For the past two decades, Ryanair has been a crucial player in the Spanish tourism industry, connecting and contributing to the growth of local economies.
A pioneer in introducing new Spanish destinations to travellers, it is the number one airline in Spain, carrying 50 million passengers a year before COVID-19. The Irish company is committed to growing in Spain, which is why it has opened Labs in Madrid and an aircraft maintenance centre in Seville.
Ryanair is increasing the workforce at its Madrid Lab. What initiatives are being rolled out from its technology workshop?
Ryanair's Travel Labs are cutting-edge digital and IT innovation centres that work to develop and improve our customers' travel experience as Europe's leading airline. We have a team of digital innovation experts that focus on emerging technologies, and with a passion for driving digital transformation, in a collaborative and fast-developing environment, as we strive to implement new technologies to improve our business and customer experience.
What is the role of these centres in the company's development and what is the contribution of the centres in Spain?
Madrid is one of the leading tech capitals in the world, with some highly-qualified professionals, and this is why we are recruiting the best and most talented professionals from Madrid to join our team with a mission: to revolutionise the travel industry.
Ryanair has grown significantly in a short time in Spain. What have been the keys to its success?
With a low cost model, Ryanair has democratised and revolutionised the way of travelling in Spain and Europe, offering low fares and a wide range of routes with higher levels of punctuality and customer satisfaction.

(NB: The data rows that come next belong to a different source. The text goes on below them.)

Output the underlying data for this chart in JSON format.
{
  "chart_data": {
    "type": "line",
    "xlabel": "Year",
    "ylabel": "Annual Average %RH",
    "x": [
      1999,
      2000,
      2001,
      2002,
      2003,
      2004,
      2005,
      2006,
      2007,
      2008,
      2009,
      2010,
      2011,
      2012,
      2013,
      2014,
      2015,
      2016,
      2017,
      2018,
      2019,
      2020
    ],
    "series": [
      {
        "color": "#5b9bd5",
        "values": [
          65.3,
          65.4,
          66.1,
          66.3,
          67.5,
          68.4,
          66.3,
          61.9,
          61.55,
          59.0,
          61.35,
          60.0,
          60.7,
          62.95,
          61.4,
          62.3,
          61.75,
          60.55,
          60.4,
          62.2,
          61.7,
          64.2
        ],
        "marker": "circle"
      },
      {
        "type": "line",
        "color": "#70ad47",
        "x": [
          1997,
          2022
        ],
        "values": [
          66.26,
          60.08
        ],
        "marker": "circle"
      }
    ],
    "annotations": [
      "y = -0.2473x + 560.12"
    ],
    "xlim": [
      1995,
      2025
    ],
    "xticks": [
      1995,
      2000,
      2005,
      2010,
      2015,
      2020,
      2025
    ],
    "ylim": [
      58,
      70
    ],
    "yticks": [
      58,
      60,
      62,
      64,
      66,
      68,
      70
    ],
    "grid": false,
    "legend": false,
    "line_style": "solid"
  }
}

Over the past two decades, Ryanair has pioneered the introduction of Spanish destinations that were previously off the radar, in addition to traditional summer enclaves, and leading millions of tourists to discover all that Spain has to offer in terms of diversity and tourism products, as well as its fantastic climate, food and people. Ryanair has in addition worked hard to guarantee the availability of its flights throughout the year, addressing the specific seasonal differences in each region.
We are proud of our experience in Spain and of our great contribution to the Spanish economy, with an investment of more than 7 billion euros in aircraft based in Spain. Ryanair currently employs more than 2,000 permanent workers and maintains more than 38,000 indirect jobs across the country. We continue to make our commitment to growing at Spanish airports, while we continue to hire new professionals for our Madrid Labs and our aircraft maintenance centre in Seville, where we currently have new positions open and waiting to be filled by excellent Spanish professionals.
Ryanair has led the Spanish airline industry over the past few years. How has the pandemic affected the company and what are its expectations for 2021?
Last year was the most difficult in Ryanair's 35-year history. The COVID-19 pandemic left our fleet grounded for nearly four months as EU governments imposed flight restrictions, travel restrictions and lockdowns. Ryanair responded quickly to this crisis, working hard to offer help to customers and implementing comprehensive health measures to protect both our customers and our staff. We now expect a strong recovery in travel as vaccination campaigns continue to progress successfully across Europe and travel restrictions are lifted, coinciding with the peak summer season.
What are the company's expansion plans in the Spanish market?
Ryanair is a key player in the recovery of the tourism industry and connectivity in Spain. We are therefore delighted to offer 2,500 weekly flights on 600 routes in Spain this summer, which will help boost domestic air traffic, as well as the recovery of tourism and local employment. We are in addition very proud this summer to offer the largest schedule of domestic flights in Spain in our history, with more than 70 domestic routes.
We remain committed to investing and growing in Spain and hope that Aena and the Spanish government will follow the example of other European countries, which are already working with airlines to stimulate air traffic. At Ryanair, we believe it is time for Aena to reduce its fees and introduce long-term traffic recovery incentives to stimulate the recovery of local economies and jobs destroyed as a result of the pandemic.
What are the most profitable routes in Spain?
Ryanair is the number one airline in Spain, carrying 50 million passengers a year before COVID-19. For almost 20 years, Ryanair has been a crucial player in the Spanish tourism industry, connecting and contributing to the growth of local Spanish economies, such as Malaga, Santiago, Seville, Alicante and Girona, among many other destinations in Spain. We are pleased with the performance of our route network in Spain and look forward to expanding our range of destinations as we emerge stronger from the COVID-19 pandemic and new business opportunities arise.
How will Ryanair help revive tourism in Spain?
At a time when competing airlines have significantly cut their capacity or have gone bankrupt, Ryanair is the airline that is best positioned to revive its activity in Spain, as we expect an order for 210 new Boeing Gamechanger aircraft, allowing us to offer lower fares to our customers and take advantage of the numerous growth opportunities, expecting to reach 200 million passengers in 2026.